The Economic Survey said that the net outflow of foreign portfolio investments (FPI) from Indian markets in November and December was part of global phenomenon as FPIs pulled substantial investments out of most emerging market economies (EMEs) owing to the availability of higher returns in advanced economies. The survey also projected that FPI growth may continue to be slow in FY18, partly on account of increasing interest rates in the US.
“The decline in interest rates (in India) and the outlook triggered a large outflow of FPI, amounting to $9.8 billion in November and December, with 60% of the decline accounted for by debt outflows,” the survey observed. It further said that for the first time since the meltdown of 2008, net FPIs turned negative (there was an outflow from the Indian markets to the tune of Rs 23,079 crore in 2016).”
Some analysts had blamed demonetisation for the outflow, which prompted resulting in Securities and Exchange Board of India (Sebi) chairman U K Sinha to say that the impact of the note ban on the outflows was being analysed.
However, before the outflow of FPI in later part of last year, positive inflow of FPI during April-September helped the country finance its current account deficit, leading to an accretion in foreign exchange reserves in H1 of 2016-17, it said. Looking ahead at the growth prospects for FY 18, the survey warned that lower growth in FPI could not be ruled out, partly on account of the fact that the interest rates in the US have begun to increase.
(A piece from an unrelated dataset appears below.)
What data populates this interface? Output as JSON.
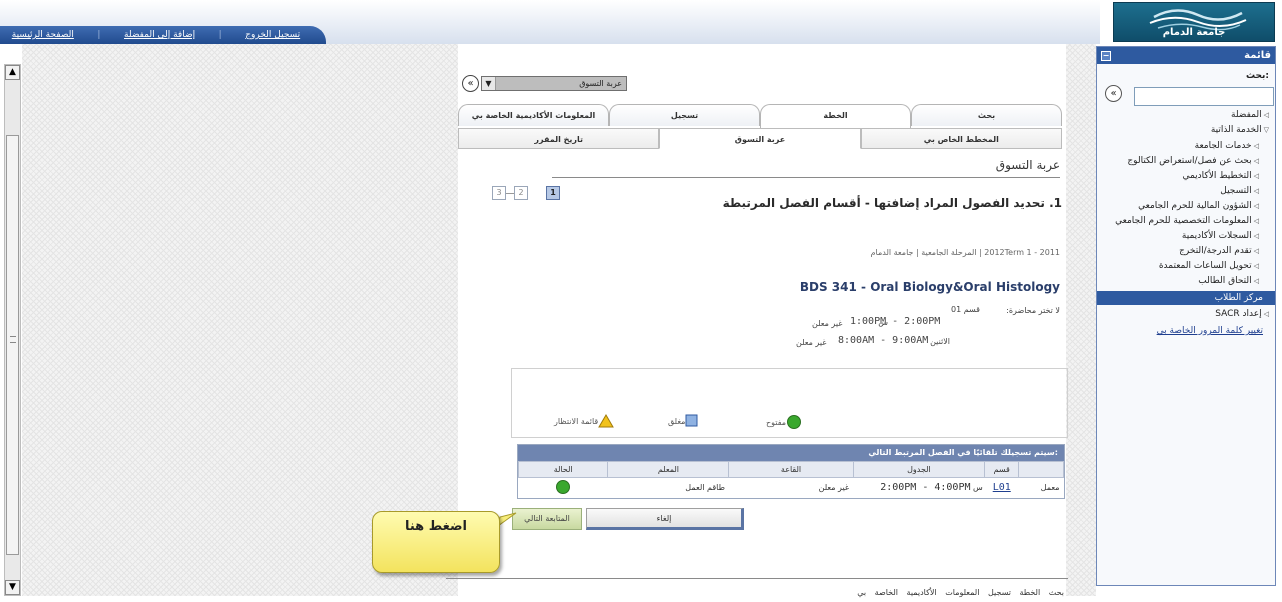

Earlier this month, the government tried to assuage the concerns of the FPIs by putting in abeyance its December 21 circular that amplified their concerns over a potential rise in tax liability under India’s controversial indirect transfer provisions. Tax experts said the decision to not implement the circular, coming as it did ahead of Budget FY18, signalled the government’s intent to spare small overseas investors in FPIs registered in India from paying taxes in India on redemption of shares/units.